A gestão compartilhada (co-gestão) é uma política ambiental que há mais de dez anos vem sendo discutida para definir arranjos de gestão de áreas protegidas que permitam a interação entre governos e organizações da sociedade civil.

Diversos países desenvolvem a co-gestão como estratégia de consolidação de suas áreas protegidas. No Brasil, a gestão compartilhada é prevista no Sistema Nacional de Unidades de Conservação (SNUC, Lei 9.985/00) e desde então a discussão sobre o tema busca estabelecer regulações e critérios para definir arranjos de gestão de áreas protegidas que permitam a interação entre governos e organizações da sociedade civil.

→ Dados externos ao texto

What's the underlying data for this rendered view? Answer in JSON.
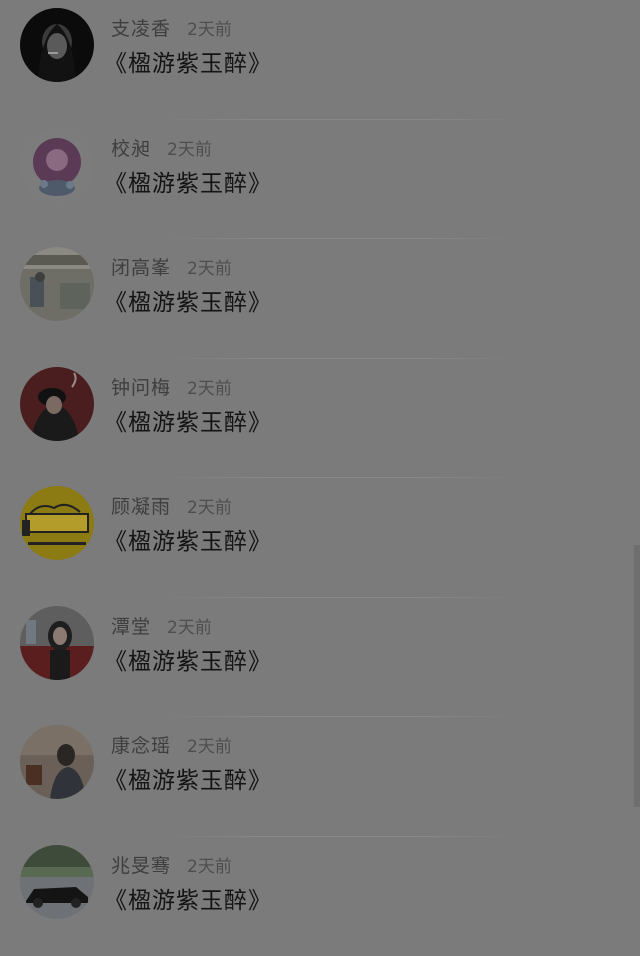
{
  "items": [
    {
      "name": "支凌香",
      "time": "2天前",
      "title": "《楹游紫玉醉》",
      "avatar": "avatar-girl-dark"
    },
    {
      "name": "校昶",
      "time": "2天前",
      "title": "《楹游紫玉醉》",
      "avatar": "avatar-anime-purple"
    },
    {
      "name": "闭高峯",
      "time": "2天前",
      "title": "《楹游紫玉醉》",
      "avatar": "avatar-street-photo"
    },
    {
      "name": "钟问梅",
      "time": "2天前",
      "title": "《楹游紫玉醉》",
      "avatar": "avatar-red-smoke"
    },
    {
      "name": "顾凝雨",
      "time": "2天前",
      "title": "《楹游紫玉醉》",
      "avatar": "avatar-yellow-illustration"
    },
    {
      "name": "潭堂",
      "time": "2天前",
      "title": "《楹游紫玉醉》",
      "avatar": "avatar-girl-red"
    },
    {
      "name": "康念瑶",
      "time": "2天前",
      "title": "《楹游紫玉醉》",
      "avatar": "avatar-man-cafe"
    },
    {
      "name": "兆旻骞",
      "time": "2天前",
      "title": "《楹游紫玉醉》",
      "avatar": "avatar-car"
    }
  ],
  "colors": {
    "overlay_background": "#7b7b7b",
    "name_text": "#3e3e3e",
    "title_text": "#141414"
  }
}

As Unidades de Conservação são planejadas para ter sua gestão embasada na participação direta da sociedade através de seus conselhos gestores, conselhos consultivos para as UCs de proteção integral e deliberativos em UCs de uso sustentável. Neste aspecto, a relação com os co-gestores deveria ser apenas uma preparação para o real “compartilhamento da gestão” praticada nos Conselhos Gestores das Unidades de Conservação, compartilhando a tomada de decisão e envolvendo a sociedade na implementação destas áreas protegidas.

VI Congresso Brasileiro de Unidades de Conservação

Em 2009, o Idesam participou das atividades do VI Congresso Brasileiro de Unidades de Conservação, coordenando a Mesa Redonda “Os Caminhos da Co-gestão nas Unidades de Conservação no Amazonas”, evento paralelo ao congresso. O objetivo era mostrar aos participantes que a parceria entre ONGs e governos na gestão compartilhada pode ser um grande aliado na implantação das Unidades de Conservação.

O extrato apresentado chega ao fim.